Today Jesus meets a man who possessed great wealth, but whose name no one in the Gospel seems to have bothered to find out, much less remember, unlike the name of Joanna.
The rich man wants to know what he must do to have eternal life.
Jesus begins to give what at first seems an easy answer.
If you want eternal life,
keep the commandments!

Then Jesus begins to recite the commandments for the man who is kneeling in front of him.
A strange thing, however!
The Lord skips the first THREE commandments.
There are TEN commandments.
The first THREE commandments are vertical, referring us to God himself.
First. I am the Lord, your God. You shall not have other gods besides me.

Second. You shall not take the name of the Lord, your God in vain.

Third. Remember to keep holy the Lord’s day.

Our Lords skips over these first three commandments.
That is strange, because the man wants to know what he must do to inherit eternal life.
Those are the three commandments that deal vertically with God.
Instead, Jesus tells the man to keep the other seven commandments— the horizontal ones that tell how to deal with human society.
The rich young man now tells Jesus that he has always obeyed those seven last commandments.
Jesus answers him, “You are lacking in one thing.”
You would think that now the Lord is going to tell him he has to obey also the three vertical commandments, the ones that deal face to face with God.
Instead, the Lord now gives him a commandment that is both horizontal and vertical.
If you would be perfect,
go, sell what you possess
and give to the poor…
and come, follow ME!

Jesus does not tell him to obey the first three commandments.
The first commandment is:
The Lord is your God. You shall not have strange gods before him.

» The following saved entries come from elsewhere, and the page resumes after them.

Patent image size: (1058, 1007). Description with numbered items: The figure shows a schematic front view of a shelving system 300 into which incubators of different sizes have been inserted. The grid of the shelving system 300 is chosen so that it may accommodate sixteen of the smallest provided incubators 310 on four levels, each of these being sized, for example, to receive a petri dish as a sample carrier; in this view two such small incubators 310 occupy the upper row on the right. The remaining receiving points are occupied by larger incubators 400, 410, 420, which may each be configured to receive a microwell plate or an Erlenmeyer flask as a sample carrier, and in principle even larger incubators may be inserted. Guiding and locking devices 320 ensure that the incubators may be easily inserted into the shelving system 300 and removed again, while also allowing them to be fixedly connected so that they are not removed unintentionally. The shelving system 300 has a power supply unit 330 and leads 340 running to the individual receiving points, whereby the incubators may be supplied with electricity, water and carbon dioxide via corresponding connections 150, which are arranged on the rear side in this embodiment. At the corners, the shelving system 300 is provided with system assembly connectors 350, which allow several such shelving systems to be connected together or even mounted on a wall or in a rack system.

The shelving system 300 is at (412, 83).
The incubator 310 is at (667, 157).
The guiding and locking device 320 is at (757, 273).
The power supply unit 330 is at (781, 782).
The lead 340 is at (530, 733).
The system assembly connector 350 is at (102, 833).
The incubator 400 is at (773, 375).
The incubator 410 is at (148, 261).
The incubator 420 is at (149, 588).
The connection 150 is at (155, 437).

Instead, Jesus tells the rich man:
Come, follow ME!
I am the Lord your God.
You shall not have strange gods before ME.
Come, follow ME!

That is too much to ask.
So, the man goes away in sorrow, forgotten and unnamed, unlike Joanna the famous, wealthy benefactress and disciple of the Lord.
Joanna abandoned the palace and a society-page reputation to follow a homeless preacher, spending her wealth to support him in life and death.
Joanna risked everything to go follow Jesus of Nazareth as Lord and God.
If you and I are to have eternal life, we must keep the commandments because Jesus says so.
Then, we must also value Christ more than anything else— more than houses, siblings, parents, children, or country.
Everything must take second place to Christ.
He called himself “The Truth and the Way and the Life.”
He repeats the commandment to follow him as Lord and God by giving us his Eucharistic Flesh and Blood.
What must we do to have eternal life?
He tells us:
Unless you eat my flesh
and drink my blood,
you have no life in you.
He who eats me
will live because of me,
for I am the Lord your God.

To agree to receive him in his Eucharist is to commit to following him and leaving everything else in second place at best.